The Adelaide Film Festival has chosen 13 films for its competition section including two that will have their world premieres at the festival, Granaz Moussavi's My Tehran For Sale, and Australian director Sarah Watt's My Year Without Sex.
France has the most contenders in the line-up with Sylvie Verheyde's a vivid study of childhood, Stella; Arnaud Desplechins' (Kings and Queens) portrait of a family, A Christmas Tale; and two co-productions Jose Luis Torres Leiva's The Sky, The Earth, And The Rain, and Haile Gerima's Teza.

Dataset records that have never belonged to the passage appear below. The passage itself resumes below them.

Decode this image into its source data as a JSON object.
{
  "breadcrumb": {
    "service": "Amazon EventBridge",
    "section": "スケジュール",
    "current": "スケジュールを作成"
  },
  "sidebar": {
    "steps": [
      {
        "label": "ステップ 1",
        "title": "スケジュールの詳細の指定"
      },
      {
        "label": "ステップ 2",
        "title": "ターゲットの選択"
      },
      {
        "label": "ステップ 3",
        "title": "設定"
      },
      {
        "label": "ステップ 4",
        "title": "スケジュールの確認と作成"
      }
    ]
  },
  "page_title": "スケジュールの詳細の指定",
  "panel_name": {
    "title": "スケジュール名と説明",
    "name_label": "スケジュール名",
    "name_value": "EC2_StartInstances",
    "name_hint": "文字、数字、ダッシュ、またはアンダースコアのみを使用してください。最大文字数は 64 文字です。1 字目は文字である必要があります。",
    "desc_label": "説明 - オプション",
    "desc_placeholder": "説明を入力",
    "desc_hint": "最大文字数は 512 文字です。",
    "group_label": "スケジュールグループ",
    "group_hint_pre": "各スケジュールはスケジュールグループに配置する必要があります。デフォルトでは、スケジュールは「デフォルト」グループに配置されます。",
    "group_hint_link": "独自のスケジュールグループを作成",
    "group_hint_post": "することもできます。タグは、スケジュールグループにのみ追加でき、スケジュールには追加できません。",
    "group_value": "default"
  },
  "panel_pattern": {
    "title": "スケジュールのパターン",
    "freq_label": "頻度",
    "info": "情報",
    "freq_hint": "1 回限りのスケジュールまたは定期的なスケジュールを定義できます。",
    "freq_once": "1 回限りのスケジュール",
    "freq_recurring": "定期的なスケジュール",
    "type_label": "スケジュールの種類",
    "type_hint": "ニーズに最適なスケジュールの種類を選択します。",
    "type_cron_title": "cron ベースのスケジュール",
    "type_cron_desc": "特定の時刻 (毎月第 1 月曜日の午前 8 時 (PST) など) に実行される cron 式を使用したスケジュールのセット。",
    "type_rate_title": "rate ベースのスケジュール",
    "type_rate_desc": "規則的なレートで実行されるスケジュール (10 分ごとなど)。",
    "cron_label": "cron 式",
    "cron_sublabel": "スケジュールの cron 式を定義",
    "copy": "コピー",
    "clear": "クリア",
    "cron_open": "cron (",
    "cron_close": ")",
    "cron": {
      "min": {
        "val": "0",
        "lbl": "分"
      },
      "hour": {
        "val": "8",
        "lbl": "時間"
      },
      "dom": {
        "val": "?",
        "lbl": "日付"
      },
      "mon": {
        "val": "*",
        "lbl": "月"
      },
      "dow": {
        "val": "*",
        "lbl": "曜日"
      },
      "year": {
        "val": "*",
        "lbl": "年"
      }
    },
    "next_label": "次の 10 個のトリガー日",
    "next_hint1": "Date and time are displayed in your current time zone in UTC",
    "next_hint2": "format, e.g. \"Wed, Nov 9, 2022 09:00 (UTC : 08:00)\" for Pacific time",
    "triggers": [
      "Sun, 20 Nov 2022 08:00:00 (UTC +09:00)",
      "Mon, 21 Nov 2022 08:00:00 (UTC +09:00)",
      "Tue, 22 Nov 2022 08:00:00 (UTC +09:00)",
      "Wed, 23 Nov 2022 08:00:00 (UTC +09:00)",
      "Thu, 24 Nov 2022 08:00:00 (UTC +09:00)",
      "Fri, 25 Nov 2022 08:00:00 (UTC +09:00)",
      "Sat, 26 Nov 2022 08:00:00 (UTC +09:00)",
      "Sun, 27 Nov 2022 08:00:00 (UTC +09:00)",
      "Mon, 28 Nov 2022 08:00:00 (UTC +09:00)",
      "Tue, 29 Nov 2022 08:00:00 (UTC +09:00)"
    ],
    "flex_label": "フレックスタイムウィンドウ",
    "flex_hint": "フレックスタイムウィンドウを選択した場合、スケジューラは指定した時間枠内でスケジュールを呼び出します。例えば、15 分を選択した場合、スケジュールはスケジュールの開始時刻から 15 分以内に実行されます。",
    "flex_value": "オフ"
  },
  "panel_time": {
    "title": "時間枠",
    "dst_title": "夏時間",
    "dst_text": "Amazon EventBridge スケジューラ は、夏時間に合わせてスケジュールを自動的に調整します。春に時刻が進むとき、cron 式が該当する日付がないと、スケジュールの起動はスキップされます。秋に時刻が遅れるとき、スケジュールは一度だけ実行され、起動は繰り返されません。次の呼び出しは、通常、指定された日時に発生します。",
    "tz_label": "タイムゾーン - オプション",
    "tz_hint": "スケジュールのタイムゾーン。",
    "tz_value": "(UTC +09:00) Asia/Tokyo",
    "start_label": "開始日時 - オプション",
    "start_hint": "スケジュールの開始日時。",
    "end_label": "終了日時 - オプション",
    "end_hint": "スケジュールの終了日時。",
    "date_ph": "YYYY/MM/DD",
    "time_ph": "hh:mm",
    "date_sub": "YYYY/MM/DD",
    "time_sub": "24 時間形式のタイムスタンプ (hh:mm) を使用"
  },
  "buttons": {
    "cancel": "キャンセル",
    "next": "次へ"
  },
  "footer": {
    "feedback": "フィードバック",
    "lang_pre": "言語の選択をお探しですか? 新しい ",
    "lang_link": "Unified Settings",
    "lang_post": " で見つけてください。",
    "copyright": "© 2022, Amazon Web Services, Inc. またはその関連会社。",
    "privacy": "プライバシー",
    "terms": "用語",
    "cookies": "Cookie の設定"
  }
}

Other films with a chance of winning the $16,500 (A$25,000) Natuzzi International award for best feature include All Around Us, Dean Spanley, Gomorrah, Jalainur, Kisses, Treeless Mountain and Zift.
The Adelaide Film Festival was the first festival in Australia to invest in films and 12 beneficiaries will premiere in 2009, including competition title and opening night film My Year Without Sex.
Like Watt's debut feature Look Both Ways, her second film also explores the capricious ways that the gods can reach out into suburbia and strike you down.
The Adelaide Film Festival opens on February 19 and closes on March 1 with Stephan Elliot's Easy Virtue.
Other Australian features that are having their world premieres in Adelaide are Glendyn Ivin's Last Ride; Safina Uberoi's A Good Man; Kriv Stenders' Lucky Country (formerly Home); Warwick Thornton's Samson and Delilah; James Bogle's Closed For Winter; Jonathan auf der Heide's Van Diemen's Land and Dean O'Flaherty's Beautiful.
Last Ride , A Good Man, Lucky Country and Samson and Delila have all received investment from the festival.
The competition jury is headed by Laurence Kardish, senior curator at the department of film at the Museum of Modern Art (MoMA) in New York.